Come to attachCategories ()

static void attachCategories(Class cls, category_list *cats, bool flush_caches){ if (! cats) return; . auto rw = cls->data(); prepareMethodLists(cls, mlists, mcount, NO, fromBundle); rw->methods.attachLists(mlists, mcount); free(mlists); if (flush_caches && mcount > 0) flushCaches(cls); rw->properties.attachLists(proplists, propcount); free(proplists); rw->protocols.attachLists(protolists, protocount); free(protolists); }Copy the code

You can see internally the same call to attachLists().

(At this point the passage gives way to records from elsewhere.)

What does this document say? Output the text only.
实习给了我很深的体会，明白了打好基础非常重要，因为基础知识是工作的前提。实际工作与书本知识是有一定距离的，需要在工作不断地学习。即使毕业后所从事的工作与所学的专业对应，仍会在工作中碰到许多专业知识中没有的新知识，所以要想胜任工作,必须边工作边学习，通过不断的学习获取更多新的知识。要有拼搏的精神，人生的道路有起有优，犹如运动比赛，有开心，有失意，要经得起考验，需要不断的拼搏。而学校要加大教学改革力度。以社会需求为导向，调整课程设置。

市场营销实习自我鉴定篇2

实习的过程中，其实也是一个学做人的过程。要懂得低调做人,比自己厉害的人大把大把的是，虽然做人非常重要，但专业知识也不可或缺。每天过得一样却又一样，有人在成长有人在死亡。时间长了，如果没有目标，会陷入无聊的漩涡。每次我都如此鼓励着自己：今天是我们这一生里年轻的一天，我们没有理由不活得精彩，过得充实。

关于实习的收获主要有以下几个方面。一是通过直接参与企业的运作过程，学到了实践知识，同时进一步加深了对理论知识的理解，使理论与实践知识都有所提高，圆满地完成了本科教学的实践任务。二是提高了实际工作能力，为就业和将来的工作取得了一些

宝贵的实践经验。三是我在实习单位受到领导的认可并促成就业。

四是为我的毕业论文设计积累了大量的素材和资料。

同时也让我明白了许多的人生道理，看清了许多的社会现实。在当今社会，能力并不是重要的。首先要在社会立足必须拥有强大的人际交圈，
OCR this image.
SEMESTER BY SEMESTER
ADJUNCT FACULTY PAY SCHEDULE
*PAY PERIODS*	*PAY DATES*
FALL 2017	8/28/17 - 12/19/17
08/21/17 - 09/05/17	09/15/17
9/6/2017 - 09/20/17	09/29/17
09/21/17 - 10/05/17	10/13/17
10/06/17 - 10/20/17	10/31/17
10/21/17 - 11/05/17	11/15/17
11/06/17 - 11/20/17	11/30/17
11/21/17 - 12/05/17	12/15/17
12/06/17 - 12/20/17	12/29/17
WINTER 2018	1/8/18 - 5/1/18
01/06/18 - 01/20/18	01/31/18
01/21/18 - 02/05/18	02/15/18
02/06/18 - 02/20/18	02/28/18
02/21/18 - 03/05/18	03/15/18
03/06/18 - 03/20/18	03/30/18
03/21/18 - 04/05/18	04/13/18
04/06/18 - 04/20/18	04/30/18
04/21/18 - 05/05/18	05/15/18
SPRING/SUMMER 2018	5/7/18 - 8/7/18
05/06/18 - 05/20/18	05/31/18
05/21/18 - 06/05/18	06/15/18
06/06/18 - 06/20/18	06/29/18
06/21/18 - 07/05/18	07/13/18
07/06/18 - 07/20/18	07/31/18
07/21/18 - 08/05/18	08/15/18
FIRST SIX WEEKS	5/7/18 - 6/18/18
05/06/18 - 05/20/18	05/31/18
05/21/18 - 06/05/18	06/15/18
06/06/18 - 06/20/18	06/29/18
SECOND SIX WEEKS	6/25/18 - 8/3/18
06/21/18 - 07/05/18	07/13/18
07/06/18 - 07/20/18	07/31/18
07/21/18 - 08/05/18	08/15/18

It is interesting to note that method lists, protocol lists, and attribute lists can all be called attachLists(), indicating that their underlying structure is similar.

Come to attachLists (),

This is how the data works.

  • In the case of multiple and definite numbers, the old data is moved back to the new data as a whole, inserting the new data to the front of the list
  • In the case of a certain number and one, the new data is directly inserted in the first one
  • In the case of an indefinite number of data, the old data is moved back one, and the new data is inserted in front of the new data, and the process is repeated until the end of the addition

In general, the new data always precedes the old data, which explains why the same method, the classification method has the illusion of “overwriting” the main class method (except for +load).

At this point, the map_images() work that _objc_init took over from DYld is finished, the structure of the class is loaded, and the class data is processed. Note, however, that this is only for non-lazy-loaded classes.

3. Summarize some relevant questions and interview questions

1. If a class implements the same method as the main class, will it be overwritten?

The method of the classification and the main class exist at the same time, but the storage bit of the classification precedes the main class, so the calling method reads the method of the classification first, producing an illusion that the method of the main class is overwritten by the classification

2. Who is added to RW first, class or categorical data?

First sort, then sort. The classified data needs to be attached to the RW to take effect, so the class needs to be loaded first so that it has the RW. Even in cases where the classification is executed first, it is only saved and attached after the class is executed

3. Why do we need RW when we have RO

Because oc is dynamic, data can be added at run time in addition to compile-time data

4. The relationship between RO and RW

Ro stores the properties, methods, and protocols that were identified at compile time for the current class;

The RW is determined at run time and copies the contents of the RO, and then copies the properties, methods, and so on of the current class classification into it. Rw is a superset of RO

5. How do the data in Macho get into memory

Read the contents under the corresponding field of macho, store them with hash table, and initialize them according to the table

4. Write in the back

Compared with DYLD, the loading principle process of class is relatively simple, but there are many interview questions derived from it. Therefore, it is cost-effective to understand its process, which is worth our time to go deeper.

The next chapter is a load analysis of classes, which complements this chapter by covering the flow of classes and classes under lazy and non-lazy loading.